Echocardiography at discharge demonstrated excellent results after mitral valve repair with 75.0% and 76.7% of patients showing no mitral valve regurgitation in the PAMVR and MICRO group, respectively, and two patients in the PAMVR group retaining greater than or equal to grade II regurgitation. These two patients had to be reoperated 6 weeks and 3 months following mitral valve repair. Both patients had a conventional mitral valve replacement with an uneventful postoperative recovery. These results are similar to those of other experienced groups [13]. Three months after surgery, mortality remained at 0% and there were no new onset mitral valve regurgitations greater than or equal to grade II. The majority of patients in both groups regained physical function according to NYHA class I.
We did not observe differences in postoperative recovery as documented by ventilation time, length of ICU stay, and hospital stay between the groups. However, mean extra costs were found to differ markedly between both minimally invasive procedures in favor of the MICRO technique. When compared to conventional mitral valve operations through median sternotomy, the PAMVR technique results in about $3,000 in extra costs per patient. The generated MICRO technique comprised only extra costs of $200 per patient. In addition, time of surgery was lower with the MICRO technique, resulting in lower operating room costs.

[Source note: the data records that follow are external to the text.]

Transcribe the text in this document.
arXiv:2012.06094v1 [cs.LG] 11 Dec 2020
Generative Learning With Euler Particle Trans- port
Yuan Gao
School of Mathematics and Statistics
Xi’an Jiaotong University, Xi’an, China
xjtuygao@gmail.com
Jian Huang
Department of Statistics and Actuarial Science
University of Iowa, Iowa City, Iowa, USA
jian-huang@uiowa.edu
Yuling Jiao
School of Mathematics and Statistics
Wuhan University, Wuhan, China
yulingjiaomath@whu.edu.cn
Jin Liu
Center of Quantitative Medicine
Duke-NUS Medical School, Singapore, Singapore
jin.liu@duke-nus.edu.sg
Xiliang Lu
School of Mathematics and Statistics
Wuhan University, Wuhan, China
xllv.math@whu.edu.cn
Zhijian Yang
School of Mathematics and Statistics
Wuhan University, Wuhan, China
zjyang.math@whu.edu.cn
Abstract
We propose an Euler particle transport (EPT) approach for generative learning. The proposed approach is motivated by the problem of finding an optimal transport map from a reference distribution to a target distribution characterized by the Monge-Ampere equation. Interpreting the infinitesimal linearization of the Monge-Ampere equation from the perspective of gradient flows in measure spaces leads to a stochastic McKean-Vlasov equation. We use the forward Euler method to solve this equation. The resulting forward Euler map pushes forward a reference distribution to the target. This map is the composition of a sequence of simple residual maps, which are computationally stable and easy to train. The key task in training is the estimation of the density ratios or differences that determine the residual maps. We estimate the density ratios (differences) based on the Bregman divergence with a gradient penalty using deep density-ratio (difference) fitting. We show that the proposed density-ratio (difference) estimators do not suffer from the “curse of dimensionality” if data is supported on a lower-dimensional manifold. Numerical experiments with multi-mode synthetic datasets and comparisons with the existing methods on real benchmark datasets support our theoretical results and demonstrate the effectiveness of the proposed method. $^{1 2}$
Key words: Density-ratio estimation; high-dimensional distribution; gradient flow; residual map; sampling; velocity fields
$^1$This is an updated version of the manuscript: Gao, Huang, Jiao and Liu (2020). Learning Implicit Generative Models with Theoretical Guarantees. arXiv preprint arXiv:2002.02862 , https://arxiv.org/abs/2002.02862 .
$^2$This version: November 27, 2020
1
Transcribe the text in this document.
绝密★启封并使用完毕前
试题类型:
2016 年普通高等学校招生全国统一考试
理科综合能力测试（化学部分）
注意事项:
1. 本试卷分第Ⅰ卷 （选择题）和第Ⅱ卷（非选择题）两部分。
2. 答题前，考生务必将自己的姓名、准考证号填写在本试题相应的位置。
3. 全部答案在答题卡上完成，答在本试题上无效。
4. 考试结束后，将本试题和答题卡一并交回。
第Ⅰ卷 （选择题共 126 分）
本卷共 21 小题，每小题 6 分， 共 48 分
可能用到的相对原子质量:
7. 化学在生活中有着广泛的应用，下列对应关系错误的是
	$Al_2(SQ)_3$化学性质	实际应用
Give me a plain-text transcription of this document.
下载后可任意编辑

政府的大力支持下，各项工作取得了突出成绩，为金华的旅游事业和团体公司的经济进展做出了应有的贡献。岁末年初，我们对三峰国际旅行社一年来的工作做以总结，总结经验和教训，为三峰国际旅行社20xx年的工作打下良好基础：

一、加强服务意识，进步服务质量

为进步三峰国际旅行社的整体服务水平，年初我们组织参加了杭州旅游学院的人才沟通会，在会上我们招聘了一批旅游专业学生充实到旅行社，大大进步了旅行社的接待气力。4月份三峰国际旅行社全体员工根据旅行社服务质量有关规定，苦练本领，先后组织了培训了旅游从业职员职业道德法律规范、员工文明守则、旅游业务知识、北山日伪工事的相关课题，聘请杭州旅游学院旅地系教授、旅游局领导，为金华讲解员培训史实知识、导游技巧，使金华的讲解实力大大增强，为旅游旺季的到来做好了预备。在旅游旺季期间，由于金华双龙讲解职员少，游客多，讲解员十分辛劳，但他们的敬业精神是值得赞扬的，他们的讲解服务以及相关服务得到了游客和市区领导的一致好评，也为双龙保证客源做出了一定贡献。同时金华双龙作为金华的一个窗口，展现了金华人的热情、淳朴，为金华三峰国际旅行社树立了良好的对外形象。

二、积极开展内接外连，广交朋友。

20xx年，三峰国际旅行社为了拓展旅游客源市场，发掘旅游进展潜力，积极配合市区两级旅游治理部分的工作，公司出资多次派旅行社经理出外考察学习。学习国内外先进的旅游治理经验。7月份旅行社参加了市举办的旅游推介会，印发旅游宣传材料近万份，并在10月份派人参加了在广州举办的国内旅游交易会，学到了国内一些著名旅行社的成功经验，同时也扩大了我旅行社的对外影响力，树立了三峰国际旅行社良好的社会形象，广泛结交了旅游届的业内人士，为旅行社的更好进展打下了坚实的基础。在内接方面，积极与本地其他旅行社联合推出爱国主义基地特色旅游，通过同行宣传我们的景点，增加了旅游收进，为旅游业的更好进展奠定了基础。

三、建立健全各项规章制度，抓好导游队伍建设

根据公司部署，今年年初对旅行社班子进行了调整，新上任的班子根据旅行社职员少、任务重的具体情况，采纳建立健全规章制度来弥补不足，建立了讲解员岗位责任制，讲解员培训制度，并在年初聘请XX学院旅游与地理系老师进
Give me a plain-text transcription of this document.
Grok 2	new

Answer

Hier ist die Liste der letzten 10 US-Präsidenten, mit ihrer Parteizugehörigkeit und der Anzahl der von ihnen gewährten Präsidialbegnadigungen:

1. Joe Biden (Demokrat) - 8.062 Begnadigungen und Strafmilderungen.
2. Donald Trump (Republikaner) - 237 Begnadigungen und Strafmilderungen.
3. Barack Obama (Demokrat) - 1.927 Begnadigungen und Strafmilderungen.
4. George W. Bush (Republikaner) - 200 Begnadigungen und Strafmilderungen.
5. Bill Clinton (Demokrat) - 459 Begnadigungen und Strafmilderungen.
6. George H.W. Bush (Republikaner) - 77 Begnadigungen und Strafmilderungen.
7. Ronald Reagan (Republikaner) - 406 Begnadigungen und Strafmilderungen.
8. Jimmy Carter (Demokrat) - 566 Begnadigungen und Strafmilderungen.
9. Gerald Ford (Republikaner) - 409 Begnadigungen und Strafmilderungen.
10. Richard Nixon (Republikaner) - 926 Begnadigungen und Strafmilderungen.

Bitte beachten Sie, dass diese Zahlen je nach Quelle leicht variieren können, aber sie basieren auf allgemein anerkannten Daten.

No differences in the costs of the postoperative course were found between the groups since patients in both groups had a comparable fast postoperative recovery and hospitalization.
In conclusion, minimally invasive mitral valve surgery with a right anterolateral minithoracotomy can be performed successfully with excellent results without increasing morbidity or mortality, including sophisticated valve reconstructions using either of the described techniques. Thus, MIC-MVS has become a standard approach for isolated mitral valve operations at our institution. The transthoracic clamp technique tends to shorten the time of surgery and aortic cross-clamping, to reduce perioperative complication rates by simplifying the operative procedure, and significantly saves operative costs. Thus, our group recommends the use of the transthoracic clamp over the balloon occluder. However, the Port Access technique is still indicated in redo-minimally invasive mitral valve surgery. A careful patient selection for minimally invasive procedures remains crucial in order to obtain excellent results.